Anonymous 0 Comments

Internal medicine physician here.

Fever is not always bad. If not associated with any pain and not severe, you don’t require anti-pyretics. People just do it because it makes them feel like they’re doing something sometimes. We also know now that the fever isn’t needed for most infections.

Your body also has an extremely complex immune system. Fever is part of the primitive response. Primitive response reacts first while the more complex processes ramp up. Macrophages start devouring viruses and bacteria and present pieces of them to T cells. T cells then bind to plasma cells when ramp up their production. It also provides the plasma cell the information it needs to produce antibodies. Antibodies are secreted and attach to the viruses and bacteria. Once they are, “tagged,” the immune system swarms these cells and kills them rapidly. This can take 10-14 days usually. I’ve grossly oversimplified it leaving out numerous cell types, but this is the main process to eliminate infection.

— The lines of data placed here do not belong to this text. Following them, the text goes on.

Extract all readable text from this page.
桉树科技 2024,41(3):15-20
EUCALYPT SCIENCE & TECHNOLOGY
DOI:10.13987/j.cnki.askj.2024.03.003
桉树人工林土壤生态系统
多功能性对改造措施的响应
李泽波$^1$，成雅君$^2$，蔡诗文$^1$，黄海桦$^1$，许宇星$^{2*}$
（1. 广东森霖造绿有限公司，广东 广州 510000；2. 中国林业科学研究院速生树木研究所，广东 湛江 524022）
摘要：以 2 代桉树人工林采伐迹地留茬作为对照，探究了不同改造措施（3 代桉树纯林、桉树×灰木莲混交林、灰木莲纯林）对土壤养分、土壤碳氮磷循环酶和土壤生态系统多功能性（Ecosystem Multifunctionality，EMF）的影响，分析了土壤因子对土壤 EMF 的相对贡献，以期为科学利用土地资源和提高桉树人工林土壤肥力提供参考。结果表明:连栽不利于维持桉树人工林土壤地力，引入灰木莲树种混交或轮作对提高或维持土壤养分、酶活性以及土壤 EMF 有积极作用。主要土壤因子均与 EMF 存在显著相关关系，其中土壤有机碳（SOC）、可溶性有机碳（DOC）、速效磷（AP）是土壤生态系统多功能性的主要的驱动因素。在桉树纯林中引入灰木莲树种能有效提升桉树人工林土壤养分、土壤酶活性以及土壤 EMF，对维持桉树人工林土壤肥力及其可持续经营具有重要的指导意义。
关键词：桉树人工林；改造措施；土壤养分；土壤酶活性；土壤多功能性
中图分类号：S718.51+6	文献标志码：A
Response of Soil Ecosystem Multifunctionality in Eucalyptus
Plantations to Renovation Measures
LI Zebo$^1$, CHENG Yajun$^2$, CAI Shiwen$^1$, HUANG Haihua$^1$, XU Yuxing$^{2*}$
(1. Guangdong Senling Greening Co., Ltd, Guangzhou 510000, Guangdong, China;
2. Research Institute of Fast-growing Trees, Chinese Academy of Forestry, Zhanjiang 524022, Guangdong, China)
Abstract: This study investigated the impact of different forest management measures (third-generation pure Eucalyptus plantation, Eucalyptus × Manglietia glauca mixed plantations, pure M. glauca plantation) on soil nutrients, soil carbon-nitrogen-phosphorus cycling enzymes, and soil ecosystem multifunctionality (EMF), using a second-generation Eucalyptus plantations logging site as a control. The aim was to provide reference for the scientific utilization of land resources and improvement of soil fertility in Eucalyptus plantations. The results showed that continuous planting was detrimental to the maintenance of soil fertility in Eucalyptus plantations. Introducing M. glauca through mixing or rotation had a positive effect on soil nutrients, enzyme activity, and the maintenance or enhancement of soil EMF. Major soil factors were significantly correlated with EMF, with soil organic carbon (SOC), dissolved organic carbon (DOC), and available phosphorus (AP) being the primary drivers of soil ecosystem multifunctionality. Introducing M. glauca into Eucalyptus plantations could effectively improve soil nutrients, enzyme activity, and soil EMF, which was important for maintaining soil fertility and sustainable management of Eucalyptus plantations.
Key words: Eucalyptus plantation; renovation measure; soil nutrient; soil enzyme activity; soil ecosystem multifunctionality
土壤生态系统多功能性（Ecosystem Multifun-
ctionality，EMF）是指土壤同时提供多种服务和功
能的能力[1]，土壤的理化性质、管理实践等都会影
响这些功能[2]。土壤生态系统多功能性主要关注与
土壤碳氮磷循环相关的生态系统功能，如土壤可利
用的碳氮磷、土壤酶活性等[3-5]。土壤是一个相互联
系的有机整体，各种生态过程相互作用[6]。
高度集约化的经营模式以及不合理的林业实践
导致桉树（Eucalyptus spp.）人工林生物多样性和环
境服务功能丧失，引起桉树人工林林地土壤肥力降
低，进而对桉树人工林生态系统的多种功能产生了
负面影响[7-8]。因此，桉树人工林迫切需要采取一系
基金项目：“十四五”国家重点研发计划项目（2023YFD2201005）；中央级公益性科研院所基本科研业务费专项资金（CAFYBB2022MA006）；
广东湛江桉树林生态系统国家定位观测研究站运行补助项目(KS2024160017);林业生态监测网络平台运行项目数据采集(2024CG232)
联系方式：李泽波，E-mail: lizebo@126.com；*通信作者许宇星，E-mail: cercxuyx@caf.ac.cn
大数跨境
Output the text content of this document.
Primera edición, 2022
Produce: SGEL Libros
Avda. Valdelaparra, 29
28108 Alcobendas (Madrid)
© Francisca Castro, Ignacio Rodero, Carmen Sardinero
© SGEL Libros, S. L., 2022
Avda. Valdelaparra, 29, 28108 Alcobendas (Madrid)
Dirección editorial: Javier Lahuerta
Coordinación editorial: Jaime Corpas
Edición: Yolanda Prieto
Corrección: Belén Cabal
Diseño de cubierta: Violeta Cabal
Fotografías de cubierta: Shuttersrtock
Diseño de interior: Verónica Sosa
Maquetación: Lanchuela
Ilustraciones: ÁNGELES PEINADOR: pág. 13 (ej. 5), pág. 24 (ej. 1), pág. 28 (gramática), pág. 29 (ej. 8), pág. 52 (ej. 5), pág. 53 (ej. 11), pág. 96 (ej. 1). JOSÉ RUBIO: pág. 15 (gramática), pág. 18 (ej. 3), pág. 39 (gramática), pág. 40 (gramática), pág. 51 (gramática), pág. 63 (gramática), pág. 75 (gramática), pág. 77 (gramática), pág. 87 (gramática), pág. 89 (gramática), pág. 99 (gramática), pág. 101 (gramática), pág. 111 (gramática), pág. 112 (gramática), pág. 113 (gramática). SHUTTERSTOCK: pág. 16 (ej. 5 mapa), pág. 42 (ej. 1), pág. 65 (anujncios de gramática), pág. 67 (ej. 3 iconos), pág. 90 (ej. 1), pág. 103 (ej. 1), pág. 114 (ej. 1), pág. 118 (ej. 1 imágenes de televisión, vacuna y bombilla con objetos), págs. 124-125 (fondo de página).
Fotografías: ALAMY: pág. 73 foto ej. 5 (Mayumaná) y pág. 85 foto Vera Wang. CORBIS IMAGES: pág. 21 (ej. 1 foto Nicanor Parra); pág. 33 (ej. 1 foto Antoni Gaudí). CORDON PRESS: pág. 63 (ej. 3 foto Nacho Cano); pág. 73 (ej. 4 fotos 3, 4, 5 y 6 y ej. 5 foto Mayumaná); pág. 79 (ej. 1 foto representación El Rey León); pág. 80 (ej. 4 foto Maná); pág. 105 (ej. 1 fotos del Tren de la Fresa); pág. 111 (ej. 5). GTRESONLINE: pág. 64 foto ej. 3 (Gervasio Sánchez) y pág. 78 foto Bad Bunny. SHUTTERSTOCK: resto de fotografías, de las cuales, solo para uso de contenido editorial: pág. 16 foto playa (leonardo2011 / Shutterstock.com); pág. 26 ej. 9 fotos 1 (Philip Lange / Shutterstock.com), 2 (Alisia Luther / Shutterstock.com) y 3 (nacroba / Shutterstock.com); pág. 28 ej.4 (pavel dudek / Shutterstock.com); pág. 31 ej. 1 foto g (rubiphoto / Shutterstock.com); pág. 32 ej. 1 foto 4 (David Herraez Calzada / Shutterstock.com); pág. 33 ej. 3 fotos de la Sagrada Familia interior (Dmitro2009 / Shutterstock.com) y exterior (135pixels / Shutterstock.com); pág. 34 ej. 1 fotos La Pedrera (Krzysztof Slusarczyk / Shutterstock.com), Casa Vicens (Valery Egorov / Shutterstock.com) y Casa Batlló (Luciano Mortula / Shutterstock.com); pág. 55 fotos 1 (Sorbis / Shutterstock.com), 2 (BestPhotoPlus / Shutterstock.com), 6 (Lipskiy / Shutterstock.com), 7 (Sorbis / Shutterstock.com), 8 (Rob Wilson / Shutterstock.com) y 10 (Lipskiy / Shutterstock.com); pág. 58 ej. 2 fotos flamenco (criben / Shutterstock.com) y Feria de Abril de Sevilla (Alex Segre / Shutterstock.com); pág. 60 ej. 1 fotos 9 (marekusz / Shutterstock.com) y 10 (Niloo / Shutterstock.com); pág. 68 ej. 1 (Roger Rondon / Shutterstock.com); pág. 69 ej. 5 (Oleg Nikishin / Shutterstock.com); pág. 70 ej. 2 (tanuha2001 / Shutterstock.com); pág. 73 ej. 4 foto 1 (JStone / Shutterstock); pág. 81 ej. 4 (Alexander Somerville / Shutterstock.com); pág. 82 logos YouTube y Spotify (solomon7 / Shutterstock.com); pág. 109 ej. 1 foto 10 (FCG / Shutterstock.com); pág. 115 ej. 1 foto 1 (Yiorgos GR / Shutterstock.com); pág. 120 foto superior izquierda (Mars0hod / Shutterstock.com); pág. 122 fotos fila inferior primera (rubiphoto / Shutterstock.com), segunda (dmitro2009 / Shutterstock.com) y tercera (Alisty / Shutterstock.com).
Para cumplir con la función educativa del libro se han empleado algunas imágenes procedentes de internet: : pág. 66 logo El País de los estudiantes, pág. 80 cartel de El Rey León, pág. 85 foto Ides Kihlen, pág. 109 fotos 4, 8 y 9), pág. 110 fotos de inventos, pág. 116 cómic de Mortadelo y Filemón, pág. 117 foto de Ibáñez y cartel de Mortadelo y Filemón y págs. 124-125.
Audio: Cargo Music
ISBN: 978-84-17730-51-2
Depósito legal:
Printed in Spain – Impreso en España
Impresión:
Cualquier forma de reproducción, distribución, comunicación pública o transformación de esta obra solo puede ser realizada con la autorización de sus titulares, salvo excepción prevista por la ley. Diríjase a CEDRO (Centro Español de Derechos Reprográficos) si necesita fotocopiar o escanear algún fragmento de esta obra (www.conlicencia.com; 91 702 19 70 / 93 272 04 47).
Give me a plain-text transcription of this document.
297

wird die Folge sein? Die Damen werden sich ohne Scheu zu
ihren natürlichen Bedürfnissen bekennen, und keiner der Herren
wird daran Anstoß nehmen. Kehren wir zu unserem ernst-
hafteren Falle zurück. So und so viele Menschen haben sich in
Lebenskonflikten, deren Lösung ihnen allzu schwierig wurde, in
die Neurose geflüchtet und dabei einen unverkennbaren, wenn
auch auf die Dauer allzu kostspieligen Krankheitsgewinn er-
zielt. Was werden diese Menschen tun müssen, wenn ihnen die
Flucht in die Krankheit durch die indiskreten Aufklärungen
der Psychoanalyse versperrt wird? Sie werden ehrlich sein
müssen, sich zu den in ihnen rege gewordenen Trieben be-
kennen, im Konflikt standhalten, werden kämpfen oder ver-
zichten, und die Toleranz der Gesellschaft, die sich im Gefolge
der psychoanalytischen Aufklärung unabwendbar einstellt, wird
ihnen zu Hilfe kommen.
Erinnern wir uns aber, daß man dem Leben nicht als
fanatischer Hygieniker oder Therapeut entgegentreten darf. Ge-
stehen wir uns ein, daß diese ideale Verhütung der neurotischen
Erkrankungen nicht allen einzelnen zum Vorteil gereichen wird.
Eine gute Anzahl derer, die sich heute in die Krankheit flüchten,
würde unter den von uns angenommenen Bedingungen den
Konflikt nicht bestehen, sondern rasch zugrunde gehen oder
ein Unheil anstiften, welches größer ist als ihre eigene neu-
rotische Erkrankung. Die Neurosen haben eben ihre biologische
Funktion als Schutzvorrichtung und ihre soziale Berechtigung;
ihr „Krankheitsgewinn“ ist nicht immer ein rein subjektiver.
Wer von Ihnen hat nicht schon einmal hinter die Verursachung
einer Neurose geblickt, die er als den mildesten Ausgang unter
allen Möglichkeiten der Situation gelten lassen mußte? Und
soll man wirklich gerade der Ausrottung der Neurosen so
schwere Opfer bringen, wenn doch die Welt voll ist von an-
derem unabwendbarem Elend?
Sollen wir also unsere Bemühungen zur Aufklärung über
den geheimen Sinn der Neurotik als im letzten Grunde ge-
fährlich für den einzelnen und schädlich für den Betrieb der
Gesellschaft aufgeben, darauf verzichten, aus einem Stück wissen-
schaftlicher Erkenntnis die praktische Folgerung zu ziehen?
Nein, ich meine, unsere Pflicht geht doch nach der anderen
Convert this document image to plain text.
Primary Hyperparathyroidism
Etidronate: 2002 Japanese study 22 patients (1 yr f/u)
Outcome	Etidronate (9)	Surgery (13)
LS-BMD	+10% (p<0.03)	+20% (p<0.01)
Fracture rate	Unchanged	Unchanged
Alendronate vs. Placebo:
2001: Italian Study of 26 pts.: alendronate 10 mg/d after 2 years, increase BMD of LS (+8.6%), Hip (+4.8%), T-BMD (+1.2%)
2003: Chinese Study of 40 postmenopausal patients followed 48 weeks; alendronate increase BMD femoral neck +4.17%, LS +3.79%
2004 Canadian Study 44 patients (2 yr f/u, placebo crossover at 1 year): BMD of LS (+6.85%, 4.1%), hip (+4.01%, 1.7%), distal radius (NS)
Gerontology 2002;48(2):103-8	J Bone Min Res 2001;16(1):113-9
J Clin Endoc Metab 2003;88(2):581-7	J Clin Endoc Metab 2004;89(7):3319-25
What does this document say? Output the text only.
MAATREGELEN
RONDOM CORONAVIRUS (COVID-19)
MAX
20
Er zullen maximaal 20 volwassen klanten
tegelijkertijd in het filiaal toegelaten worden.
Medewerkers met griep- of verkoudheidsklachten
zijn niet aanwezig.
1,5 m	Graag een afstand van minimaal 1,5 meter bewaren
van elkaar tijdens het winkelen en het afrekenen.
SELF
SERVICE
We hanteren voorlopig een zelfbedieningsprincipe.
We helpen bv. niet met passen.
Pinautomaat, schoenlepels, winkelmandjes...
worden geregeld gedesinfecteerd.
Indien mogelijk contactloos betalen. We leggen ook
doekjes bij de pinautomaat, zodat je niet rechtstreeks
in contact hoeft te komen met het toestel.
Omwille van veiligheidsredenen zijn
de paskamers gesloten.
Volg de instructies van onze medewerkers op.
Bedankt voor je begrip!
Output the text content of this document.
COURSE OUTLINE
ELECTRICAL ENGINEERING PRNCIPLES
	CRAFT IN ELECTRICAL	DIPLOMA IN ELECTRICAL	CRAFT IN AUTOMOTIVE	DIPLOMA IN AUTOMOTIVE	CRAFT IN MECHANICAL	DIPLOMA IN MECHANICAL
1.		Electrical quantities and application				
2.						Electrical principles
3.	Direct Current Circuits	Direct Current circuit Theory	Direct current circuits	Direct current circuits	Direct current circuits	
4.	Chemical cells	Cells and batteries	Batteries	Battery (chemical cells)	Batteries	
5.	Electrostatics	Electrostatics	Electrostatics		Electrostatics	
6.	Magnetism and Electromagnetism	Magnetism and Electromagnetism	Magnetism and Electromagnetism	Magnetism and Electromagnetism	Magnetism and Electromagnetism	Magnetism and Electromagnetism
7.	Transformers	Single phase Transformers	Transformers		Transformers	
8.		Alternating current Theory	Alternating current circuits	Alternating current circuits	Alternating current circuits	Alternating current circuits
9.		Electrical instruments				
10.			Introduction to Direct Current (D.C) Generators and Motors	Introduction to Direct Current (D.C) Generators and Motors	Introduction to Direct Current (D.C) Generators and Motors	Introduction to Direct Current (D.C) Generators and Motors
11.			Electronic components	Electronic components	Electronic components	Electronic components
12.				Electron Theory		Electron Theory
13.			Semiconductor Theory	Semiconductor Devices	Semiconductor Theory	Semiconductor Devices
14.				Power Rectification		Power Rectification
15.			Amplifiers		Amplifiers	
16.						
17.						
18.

As for taking things to alleviate symptoms. A viral upper respiratory infection causing a cough is just inflammation of the airways. Suppressing the cough with something like dextromethorphan does not delay the dealing process. Ibuprofen for a headache from the flu doesn’t impede the immune response. This logic is generally true for most common infections, but not all infections. You definitely don’t want to take Imodium if you might have C. diff!